Così come nel subcontinente indiano per definire un gruppo sociale chiuso i cui membri sono uniti da comunanza etnica, di nascita, di religione e di mestiere s’affermò la parola portoghese casta (“stirpe”, “razza”), più modestamente in Italia non avrebbe senso utilizzare tale termine al singolare. Il concetto di casta vive e s’afferma lì dove i gruppi chiusi sono molteplici e pure collocati in un contesto gerarchico.

 

Così come nel subcontinente indiano per definire un gruppo sociale chiuso i cui membri sono uniti da comunanza etnica, di nascita, di religione e di mestiere s’affermò la parola portoghese casta (“stirpe”, “razza”), più modestamente in Italia non avrebbe senso utilizzare tale termine al singolare. Il concetto di casta vive e s’afferma lì dove i gruppi chiusi sono molteplici e pure collocati in un contesto gerarchico. Non ha senso insomma parlare di caste se non esistono quelle alte e quelle basse anche in presenza di qualcuno escluso dal sistema. Gruppi chiusi, consolidati dall’endogamia, ma non immobili. In India la società castale si è caratterizzata per un costante processo di mobilità tanto di interi gruppi quanto di singoli clan familiari; i senza casta hanno ampio ruolo nel boom economico in atto così come nella politica e nell’India di oggi i bramini, vertice del sistema castale, vivono in parte la stessa situazione disagiata dei patrizi veneziani poveri negli ultimi tempi della Serenissima Repubblica di Venezia.

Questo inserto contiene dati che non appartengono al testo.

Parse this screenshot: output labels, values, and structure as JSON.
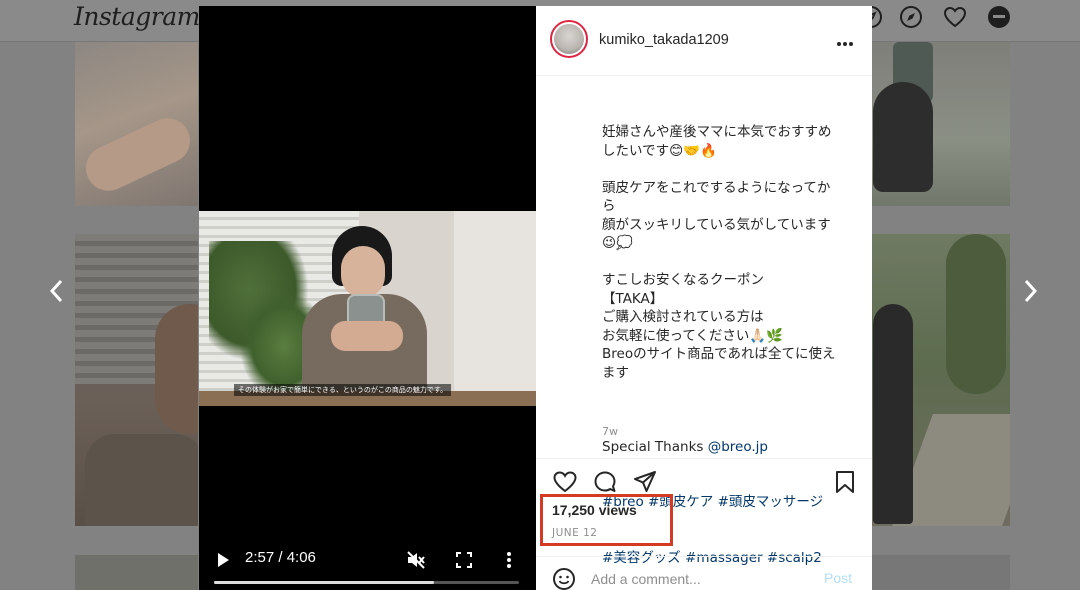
{
  "app": {
    "logo": "Instagram"
  },
  "header_icons": [
    "compass-icon",
    "heart-icon",
    "profile-icon"
  ],
  "post": {
    "username": "kumiko_takada1209",
    "caption_lines": [
      "妊婦さんや産後ママに本気でおすすめ",
      "したいです😊🤝🔥",
      "",
      "頭皮ケアをこれでするようになってか",
      "ら",
      "顔がスッキリしている気がしています",
      "😉💭",
      "",
      "すこしお安くなるクーポン",
      "【TAKA】",
      "ご購入検討されている方は",
      "お気軽に使ってください🙏🏻🌿",
      "Breoのサイト商品であれば全てに使え",
      "ます",
      ""
    ],
    "thanks_prefix": "Special Thanks ",
    "thanks_mention": "@breo.jp",
    "hashtags_line1": "#breo #頭皮ケア #頭皮マッサージ",
    "hashtags_line2": "#美容グッズ #massager #scalp2",
    "age": "7w",
    "views": "17,250 views",
    "date": "JUNE 12"
  },
  "video": {
    "subtitle": "その体験がお家で簡単にできる、というのがこの商品の魅力です。",
    "time": "2:57 / 4:06",
    "progress": 0.72
  },
  "comment": {
    "placeholder": "Add a comment...",
    "post_label": "Post"
  },
  "colors": {
    "highlight": "#d43b24",
    "link": "#00376b",
    "post_disabled": "#b2dffc"
  }
}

Sarebbe inopportuno seguire qui gli aspetti dell’evoluzione del significato di casta dall’India vedica fino ad arrivare a questo nostro tempo. Basterà citare due elementi: l’esistenza di una discriminazione positiva a favore delle caste svantaggiate, che tra l’altro hanno preteso che l’indicazione della casta di appartenenza fosse contenuta (per la prima volta e con grande imbarazzo dei liberals anticastali!) nell’ultimo censimento, a sottolineare la forza e l’influenza delle stesse; la dichiarazione di indifferenza nei confronti della condizione castale espressa nella formula “caste no bar” contenuta nell’attacco di molti annunci matrimoniali pubblicati nei quotidiani indiani. Essa esprime la sempre più diffusa opinione nei confronti delle caste che si rivela in quelle città dove presto si troverà a convivere il 50% di quell’enorme popolazione. L’economia in crescita e l’estrema mobilità privilegiano formazione, capacità, intraprendenza allo status, alla nascita.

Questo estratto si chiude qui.